The MDHG has tried by different means to do something about more adequate AIDS prevention and a better aid program for HIV affected drug users. In 1989, we presented a plan for a street-corner work project specially focused on AIDS prevention for drug users who have no contact with the existing drug aid project. This plan was supported by the NCAB (the Dutch Committee on AIDS Control) but the municipality did not agree with an autonomous project. However, autonomy was, according to the MDHG, a necessary condition for the success of such a project, because a reasonable number of drug users mistrust the existing drug aid projects, especially the municipal health service, which is responsible for the main part of the methadone supply and, thus, for the registration of drug users. Because the municipality wanted to incorporate our project within this health service we refused to co-operate.

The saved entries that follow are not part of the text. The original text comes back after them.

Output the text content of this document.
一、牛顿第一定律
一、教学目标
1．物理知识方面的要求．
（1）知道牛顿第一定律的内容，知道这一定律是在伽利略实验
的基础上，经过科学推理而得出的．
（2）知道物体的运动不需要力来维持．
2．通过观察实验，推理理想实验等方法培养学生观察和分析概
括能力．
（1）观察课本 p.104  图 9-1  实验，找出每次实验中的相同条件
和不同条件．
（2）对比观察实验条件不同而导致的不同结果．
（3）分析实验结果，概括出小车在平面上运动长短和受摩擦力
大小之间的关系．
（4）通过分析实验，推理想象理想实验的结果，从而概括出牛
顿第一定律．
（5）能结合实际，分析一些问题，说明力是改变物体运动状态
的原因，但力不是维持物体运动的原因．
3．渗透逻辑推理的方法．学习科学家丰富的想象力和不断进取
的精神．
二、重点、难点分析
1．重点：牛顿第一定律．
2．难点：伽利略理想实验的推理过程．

Furthermore, the MDHG has published a book with the title ‘Positief verder’, which can best be translated as ‘Going on Positively’, wherein the experiences of HIV infected drug users are described and tips and information are cited This is meant as help for HIV affected drug users, as well as for helpers, family and friends.

In our various contacts with different drug aid institutions and the municipality, we emphasize the necessity of using all the contacts drug aid projects have with drug users to give information - in an active and stimulating way - about safer use and safer sex, to motivate people to use condoms and clean syringes and to distribute condoms and syringes. According to the MDHG, a lot of chances to do something about these things remain unused.